As Claire Trevett wrote in the New Zealand Herald yesterday, Ardern needs only to get Labour’s share of the vote up enough to rebalance her side of the equation. Not to dream of snapping at National’s heels by taking too much of its vote. Just to rebalance its red share of that Labour-Green-New Zealand First bloc to reclaim legitimacy in the eyes of both Peters and the public. The Greens and NZ First could be victims of that, with Labour eating away at their totals, but that may be all to the good. A redistribution of the centre-left. Get Labour up and the rest will look after itself.

And that means National can no longer hope New Zealand First will have just one option – National – once the vote is in. It can no longer sit back and assume the Labour-Greens option is a write-off.

What Will Steven Do?

As so often in the past, Peters will be the focus group of one.

Joyce and National’s priority now, if Labour regains some polling legitimacy, is to more explicitly, rat-swallowingly, signal to Peters that they can offer as much or more than a recalibrated Labour-Green bloc.

There’s no need to change their own policies or make public concessions right now, just to drive the wedge in advance of the election. Once the coalition talks begin, if they have prepared well to take Peters out of play, the Jacinda revolution lasts 53 days.

So work could well be starting already for National to give way and:

– ditch its long-term plan to lift the age people receive superannuation from 65 to 67. NZ First says universal superannuation at 65 is a bottom line. This wouldn’t give National an advantage over Labour, which is also sticking with 65, but it neutralises a big Peters bugbear.

– agree to a binding referendum on the future of the Māori seats in Parliament. It used to be National policy to reconsider them. Its core supporters would have few qualms joining this Peters crusade. Its partner the Maori Party opposes it but that party is already flirting with Jacinda and might have to be sacrificed.

– agree to a review of sorts of the Reserve Bank Act and the factors the bank must take into account in conducting monetary policy. Peters has been on this for years. Surely there could be a way of amending the settings to address his concerns for a ‘flexible’ monetary policy and ‘sensible’ exchange rate regime.

– tighten its annual net migration targets from the 73,000 a year now to somewhere nearer Labour’s 40-50,000 – with an ‘elegant solution’ on the unskilled and foreign student categories long hated by Peters

– rule out more state asset sales. None are planned. But also tighten the sale of land to foreigners and give Peters his register of foreign-owned land.

– make Kiwisaver compulsory and agree to a state-backed fund – Kiwifund, in NZ First terminology.

– consider the lower tax rate (20 percent) NZ First proposes for exporter businesses

– indulge one of Peters’ vanity projects like his 10-point plan to boost the racing industry 

– sideline Judith Collins

There could be more. New Zealand First has many bottom lines. 

But what Jacinda Ardern’s elevation – and immediate media and public acclaim – has meant is that Labour is more likely to be able to engage with New Zealand First as a legitimate senior partner than before. 

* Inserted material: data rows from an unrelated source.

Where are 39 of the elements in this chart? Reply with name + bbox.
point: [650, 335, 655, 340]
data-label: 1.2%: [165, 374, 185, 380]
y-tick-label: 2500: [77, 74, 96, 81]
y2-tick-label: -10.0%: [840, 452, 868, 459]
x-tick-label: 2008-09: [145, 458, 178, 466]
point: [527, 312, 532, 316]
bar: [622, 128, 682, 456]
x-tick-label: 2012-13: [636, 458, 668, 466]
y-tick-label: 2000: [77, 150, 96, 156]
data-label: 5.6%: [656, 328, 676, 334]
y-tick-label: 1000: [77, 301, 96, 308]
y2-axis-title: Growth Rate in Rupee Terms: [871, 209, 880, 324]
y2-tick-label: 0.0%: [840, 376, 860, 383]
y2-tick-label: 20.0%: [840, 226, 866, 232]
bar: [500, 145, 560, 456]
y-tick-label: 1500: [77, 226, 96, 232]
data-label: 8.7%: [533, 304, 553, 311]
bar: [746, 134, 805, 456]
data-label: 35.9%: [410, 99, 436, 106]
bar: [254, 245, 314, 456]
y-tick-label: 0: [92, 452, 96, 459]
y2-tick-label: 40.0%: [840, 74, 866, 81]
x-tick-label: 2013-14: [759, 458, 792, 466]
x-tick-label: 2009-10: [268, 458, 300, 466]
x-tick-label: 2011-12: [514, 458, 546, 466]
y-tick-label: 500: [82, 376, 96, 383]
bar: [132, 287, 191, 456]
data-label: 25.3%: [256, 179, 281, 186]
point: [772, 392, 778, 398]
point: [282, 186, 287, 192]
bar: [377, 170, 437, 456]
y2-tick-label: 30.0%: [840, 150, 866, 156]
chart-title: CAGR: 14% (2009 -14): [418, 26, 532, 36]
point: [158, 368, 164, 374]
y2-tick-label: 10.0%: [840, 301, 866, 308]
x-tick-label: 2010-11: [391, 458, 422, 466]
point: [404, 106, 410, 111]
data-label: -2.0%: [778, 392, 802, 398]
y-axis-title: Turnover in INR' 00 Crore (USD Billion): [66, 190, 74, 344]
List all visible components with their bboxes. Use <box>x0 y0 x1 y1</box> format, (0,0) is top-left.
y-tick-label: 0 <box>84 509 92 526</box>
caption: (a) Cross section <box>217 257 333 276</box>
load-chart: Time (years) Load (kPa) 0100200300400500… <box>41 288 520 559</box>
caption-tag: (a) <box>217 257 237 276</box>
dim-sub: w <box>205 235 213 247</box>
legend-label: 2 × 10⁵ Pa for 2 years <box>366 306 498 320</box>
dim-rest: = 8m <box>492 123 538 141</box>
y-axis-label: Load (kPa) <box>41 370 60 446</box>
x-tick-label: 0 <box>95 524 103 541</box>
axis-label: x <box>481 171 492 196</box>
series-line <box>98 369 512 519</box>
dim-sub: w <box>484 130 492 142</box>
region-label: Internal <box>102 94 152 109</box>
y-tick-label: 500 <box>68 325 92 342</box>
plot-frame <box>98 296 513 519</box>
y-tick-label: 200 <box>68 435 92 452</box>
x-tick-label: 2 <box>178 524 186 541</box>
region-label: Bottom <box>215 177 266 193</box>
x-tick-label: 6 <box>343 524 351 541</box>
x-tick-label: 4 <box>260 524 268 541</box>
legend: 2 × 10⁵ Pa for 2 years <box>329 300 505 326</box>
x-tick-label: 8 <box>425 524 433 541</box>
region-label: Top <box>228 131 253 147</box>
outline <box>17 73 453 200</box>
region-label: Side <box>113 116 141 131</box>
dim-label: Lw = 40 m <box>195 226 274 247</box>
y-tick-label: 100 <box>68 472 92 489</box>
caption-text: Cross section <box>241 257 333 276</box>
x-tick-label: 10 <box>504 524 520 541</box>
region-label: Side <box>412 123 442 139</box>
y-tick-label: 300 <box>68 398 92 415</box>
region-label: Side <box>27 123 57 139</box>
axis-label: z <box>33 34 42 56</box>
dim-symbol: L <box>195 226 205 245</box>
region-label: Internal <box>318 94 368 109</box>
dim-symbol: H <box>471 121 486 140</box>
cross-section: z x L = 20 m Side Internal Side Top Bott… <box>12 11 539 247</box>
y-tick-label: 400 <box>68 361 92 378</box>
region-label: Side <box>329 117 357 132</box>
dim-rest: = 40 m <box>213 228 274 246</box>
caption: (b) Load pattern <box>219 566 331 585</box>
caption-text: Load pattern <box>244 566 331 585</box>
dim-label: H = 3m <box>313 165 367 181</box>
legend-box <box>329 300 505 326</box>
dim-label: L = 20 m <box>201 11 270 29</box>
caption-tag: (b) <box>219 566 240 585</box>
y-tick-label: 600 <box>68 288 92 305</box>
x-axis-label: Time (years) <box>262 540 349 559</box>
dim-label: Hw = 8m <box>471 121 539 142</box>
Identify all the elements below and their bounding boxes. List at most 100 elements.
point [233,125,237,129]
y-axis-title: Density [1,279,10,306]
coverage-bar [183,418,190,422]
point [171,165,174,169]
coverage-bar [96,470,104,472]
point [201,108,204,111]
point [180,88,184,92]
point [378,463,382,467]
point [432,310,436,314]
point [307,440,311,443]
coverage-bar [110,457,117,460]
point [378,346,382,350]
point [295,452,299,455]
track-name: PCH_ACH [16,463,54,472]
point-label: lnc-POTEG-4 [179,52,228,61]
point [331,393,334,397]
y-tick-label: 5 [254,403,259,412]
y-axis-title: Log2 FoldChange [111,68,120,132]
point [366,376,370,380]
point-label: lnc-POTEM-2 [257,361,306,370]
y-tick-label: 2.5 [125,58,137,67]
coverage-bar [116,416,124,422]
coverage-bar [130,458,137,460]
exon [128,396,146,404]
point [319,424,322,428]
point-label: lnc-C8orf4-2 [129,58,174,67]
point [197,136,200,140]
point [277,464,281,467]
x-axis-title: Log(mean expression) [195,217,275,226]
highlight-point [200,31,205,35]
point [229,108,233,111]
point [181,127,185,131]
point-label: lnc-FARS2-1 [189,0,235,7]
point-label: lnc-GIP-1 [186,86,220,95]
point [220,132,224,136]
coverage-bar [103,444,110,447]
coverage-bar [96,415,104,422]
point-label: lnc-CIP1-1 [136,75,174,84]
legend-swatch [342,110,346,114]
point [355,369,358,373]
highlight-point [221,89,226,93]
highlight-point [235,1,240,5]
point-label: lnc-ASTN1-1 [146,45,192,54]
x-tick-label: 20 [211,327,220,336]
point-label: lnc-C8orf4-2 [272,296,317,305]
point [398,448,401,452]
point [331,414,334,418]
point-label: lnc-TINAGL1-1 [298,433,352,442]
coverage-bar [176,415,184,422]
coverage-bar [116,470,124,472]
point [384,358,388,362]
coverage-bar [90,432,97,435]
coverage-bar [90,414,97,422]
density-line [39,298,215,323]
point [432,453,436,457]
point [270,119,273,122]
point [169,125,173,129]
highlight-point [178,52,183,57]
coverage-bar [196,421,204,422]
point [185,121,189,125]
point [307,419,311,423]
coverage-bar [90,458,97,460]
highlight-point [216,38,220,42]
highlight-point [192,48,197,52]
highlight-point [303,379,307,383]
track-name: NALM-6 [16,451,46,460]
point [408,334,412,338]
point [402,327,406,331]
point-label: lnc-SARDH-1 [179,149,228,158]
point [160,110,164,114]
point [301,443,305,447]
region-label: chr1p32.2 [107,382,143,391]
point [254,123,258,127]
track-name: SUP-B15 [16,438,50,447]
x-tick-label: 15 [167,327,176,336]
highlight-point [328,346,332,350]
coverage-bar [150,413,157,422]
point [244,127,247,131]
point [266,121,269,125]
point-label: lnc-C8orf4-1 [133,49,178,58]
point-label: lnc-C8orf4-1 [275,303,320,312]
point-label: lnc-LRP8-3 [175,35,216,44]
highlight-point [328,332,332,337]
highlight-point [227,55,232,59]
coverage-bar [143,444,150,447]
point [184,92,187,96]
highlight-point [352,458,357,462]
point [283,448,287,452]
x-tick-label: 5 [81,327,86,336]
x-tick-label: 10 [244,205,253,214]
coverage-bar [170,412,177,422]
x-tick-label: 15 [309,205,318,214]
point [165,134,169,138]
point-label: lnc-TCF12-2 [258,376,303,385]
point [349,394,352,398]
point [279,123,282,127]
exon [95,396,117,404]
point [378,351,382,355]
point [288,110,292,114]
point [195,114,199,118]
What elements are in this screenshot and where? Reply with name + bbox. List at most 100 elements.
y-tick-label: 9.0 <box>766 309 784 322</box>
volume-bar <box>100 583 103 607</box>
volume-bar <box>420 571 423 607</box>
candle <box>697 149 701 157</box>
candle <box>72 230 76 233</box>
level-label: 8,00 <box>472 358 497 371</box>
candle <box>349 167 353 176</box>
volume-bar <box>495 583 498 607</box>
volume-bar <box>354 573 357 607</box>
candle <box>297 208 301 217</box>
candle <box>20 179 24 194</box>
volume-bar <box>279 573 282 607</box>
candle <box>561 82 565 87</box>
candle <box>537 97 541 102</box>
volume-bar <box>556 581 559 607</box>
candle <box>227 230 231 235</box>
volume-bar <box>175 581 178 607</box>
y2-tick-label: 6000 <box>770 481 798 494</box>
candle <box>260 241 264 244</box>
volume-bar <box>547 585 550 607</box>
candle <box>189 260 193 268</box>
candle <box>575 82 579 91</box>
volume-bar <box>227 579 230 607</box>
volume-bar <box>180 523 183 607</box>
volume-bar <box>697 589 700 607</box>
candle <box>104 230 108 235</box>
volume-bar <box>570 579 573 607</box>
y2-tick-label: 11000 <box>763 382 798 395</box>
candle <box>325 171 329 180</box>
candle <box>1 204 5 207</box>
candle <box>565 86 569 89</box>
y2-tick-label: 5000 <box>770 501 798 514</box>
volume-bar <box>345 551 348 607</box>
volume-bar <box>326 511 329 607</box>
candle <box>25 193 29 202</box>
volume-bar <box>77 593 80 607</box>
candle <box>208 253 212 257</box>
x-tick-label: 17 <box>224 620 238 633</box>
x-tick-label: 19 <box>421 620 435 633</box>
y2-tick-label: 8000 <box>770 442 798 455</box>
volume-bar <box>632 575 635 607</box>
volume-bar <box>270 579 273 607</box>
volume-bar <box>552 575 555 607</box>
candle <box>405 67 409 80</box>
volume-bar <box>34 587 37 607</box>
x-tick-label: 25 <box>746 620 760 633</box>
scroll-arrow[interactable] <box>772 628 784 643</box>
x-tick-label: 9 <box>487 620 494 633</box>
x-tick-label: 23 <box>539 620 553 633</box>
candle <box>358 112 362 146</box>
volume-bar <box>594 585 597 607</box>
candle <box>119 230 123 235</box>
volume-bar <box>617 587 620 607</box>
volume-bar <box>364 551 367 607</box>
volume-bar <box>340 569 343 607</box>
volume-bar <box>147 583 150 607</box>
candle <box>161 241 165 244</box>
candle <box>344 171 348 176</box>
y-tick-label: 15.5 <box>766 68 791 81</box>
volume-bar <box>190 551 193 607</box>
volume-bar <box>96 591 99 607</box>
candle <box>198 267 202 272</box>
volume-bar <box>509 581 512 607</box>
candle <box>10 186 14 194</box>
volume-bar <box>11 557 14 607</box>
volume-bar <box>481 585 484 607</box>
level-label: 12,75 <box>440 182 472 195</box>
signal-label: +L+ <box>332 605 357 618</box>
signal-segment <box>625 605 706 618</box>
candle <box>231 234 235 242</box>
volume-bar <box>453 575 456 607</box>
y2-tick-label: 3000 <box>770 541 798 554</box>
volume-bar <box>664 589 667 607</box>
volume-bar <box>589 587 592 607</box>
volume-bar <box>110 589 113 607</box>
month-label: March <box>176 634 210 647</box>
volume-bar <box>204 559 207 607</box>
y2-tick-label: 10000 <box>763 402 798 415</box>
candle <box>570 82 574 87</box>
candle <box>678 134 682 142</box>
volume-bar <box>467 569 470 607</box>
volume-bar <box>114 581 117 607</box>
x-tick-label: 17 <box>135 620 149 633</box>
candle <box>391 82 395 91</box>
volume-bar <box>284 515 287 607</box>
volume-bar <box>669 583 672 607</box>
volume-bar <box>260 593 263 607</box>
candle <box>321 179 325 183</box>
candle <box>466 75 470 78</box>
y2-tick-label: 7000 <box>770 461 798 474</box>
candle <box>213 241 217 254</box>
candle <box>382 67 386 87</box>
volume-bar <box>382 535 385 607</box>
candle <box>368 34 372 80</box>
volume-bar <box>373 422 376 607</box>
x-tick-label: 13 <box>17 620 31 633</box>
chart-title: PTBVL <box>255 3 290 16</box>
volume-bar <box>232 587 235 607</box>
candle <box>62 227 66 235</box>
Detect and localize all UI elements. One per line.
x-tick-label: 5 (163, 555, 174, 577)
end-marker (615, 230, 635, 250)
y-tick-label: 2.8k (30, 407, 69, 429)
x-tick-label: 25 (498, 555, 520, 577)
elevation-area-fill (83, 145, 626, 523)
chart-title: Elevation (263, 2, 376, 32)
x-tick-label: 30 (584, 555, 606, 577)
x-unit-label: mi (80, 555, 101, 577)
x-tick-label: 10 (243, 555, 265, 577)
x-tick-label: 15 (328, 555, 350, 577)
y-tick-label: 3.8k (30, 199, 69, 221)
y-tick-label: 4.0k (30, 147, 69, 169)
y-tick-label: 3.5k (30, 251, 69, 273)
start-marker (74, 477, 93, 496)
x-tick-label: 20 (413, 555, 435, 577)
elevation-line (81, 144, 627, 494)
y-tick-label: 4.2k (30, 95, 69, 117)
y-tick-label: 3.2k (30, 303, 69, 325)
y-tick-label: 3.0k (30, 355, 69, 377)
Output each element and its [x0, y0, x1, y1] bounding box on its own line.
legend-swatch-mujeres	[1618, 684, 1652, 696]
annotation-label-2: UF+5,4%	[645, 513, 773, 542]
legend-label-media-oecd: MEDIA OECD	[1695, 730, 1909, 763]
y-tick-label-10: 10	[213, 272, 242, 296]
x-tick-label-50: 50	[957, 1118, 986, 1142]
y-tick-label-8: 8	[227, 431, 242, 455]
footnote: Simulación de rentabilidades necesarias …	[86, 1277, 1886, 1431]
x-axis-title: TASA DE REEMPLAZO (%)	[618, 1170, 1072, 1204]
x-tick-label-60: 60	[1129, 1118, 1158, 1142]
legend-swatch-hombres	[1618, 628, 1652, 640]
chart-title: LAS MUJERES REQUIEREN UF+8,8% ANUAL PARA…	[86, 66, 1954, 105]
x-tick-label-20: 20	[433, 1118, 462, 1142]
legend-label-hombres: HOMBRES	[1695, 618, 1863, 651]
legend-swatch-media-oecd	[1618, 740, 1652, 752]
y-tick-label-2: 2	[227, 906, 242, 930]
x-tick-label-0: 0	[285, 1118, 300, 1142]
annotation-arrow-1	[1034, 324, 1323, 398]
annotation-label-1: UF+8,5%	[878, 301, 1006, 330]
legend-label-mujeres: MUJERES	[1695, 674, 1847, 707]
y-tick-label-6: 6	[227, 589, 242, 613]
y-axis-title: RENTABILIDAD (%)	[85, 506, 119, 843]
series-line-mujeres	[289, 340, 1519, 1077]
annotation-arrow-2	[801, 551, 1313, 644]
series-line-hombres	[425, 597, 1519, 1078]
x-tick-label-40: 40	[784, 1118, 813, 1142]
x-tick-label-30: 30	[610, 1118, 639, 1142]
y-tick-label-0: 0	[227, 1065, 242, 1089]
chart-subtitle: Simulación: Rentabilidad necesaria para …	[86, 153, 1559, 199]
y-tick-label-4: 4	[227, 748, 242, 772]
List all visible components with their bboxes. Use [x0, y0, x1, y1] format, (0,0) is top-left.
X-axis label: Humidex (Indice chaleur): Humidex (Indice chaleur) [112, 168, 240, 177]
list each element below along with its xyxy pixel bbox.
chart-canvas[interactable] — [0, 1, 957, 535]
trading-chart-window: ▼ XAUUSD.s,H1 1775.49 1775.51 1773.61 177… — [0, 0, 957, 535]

Labour’s strategists will be anticipating National’s reputation for electoral rat-cunning and know that if Labour does indeed get stronger it will provoke a kitchen-sink response from Joyce. 

Peters is an old enough dog to see where National could come from. Despite the conventional wisdom his own party’s poll ratings may drift back a little now the Jacinda factor has become a reality. 

No one wants him but now he will have real options. Providing a plausible option on the right is National’s task now. If it will save the blue party into a fourth term, Steven will do it.